Pemimpin Redaksi Obor Rakyat Setyardi Budiono (kanan) dan Redaktur Pelaksana Darmawan Sepriyossa mendatangi Pengadilan Negeri Jakarta Pusat untuk menjalani sidang perdana pencemaran nama baik atas laporan Joko Widodo, 17 Mei 2016. TEMPO/Larissa
TEMPO.CO, Jakarta - Hinca Panjaitan, pengacara pemimpin redaksi dan penulis tabloid Obor Rakyat Setiyardi Budiono dan Darmawan Sepriyosa mengungkapkan kekecewaan mereka terhadap presiden Joko Widodo.
Menurut mereka, dalam penistaan atau memfitnah, jika yang difitnah merasa sakit hati, maka dalam persyaratan persidangan, pihak yang merasa terhina harus melapor ke persidangan untuk menuntut keadilan. Namun, tak sekalipun presiden yang akrab disapa Jokowi itu hadir.
“Ini yang paling menyentuh keadilan hukum. Orang yang merasa terhina itu harus menghadiri persidangan untuk menuntut keadilannya, sehingga jaksa, hakim dan lawyer tahu rasa sakitnya. Tapi pak Jokowinya tidak hadir,” kata Hinca saat dihubungi Tempo, Rabu, 23 November 2016.
Hinca menuturkan, dalam proses sidang dihadirkan pula saksi ahli, salah satunya pakar hukum pidana yakni Chairul Huda. Menurut Hinca, dalam kesaksiannya Chairul Huda menyatakan, barang siapa yang merasa terhina, kemudian bersidang di pengadilan, tapi ia tidak hadir, maka pihak tersebut secara tidak langsung melepaskan tuntutan keadilannya karena ketidakhadirannya.
“Dua orang itu dianggap menghina seseorang, tapi yang dihina itu nggak pernah hadir. Mananya yang sakit? Itu rasa ketidakadilan yang kami rasakan,” kata Hinca.

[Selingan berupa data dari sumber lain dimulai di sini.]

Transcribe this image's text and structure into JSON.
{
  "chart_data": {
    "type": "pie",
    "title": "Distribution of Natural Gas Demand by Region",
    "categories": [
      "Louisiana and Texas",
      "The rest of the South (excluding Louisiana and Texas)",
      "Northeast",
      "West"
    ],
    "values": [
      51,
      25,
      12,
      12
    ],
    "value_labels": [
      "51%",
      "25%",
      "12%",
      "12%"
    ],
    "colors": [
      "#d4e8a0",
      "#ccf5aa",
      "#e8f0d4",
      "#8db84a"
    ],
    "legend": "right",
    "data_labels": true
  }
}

Kemarin, Selasa 22 November 2016, pemimpin redaksi dan penulis tabloid Obor Rakyat Setiyardi Budiono dan Darmawan Sepriyosa dijatuhi hukuman delapan bulan penjara. Mereka dinyatakan bersalah oleh Majelis Hakim Sinung Hermawan di Pengadilan Negeri Jakarta Pusat atas penghinaan kepada presiden Joko Widodo pada saat kampanye pemilihan presiden 2014. Vonis tersebut lebih ringan dari tuntutan Jaksa Penuntut Umum Erwin Indraputra yang menuntut dengan hukuman satu tahun penjara.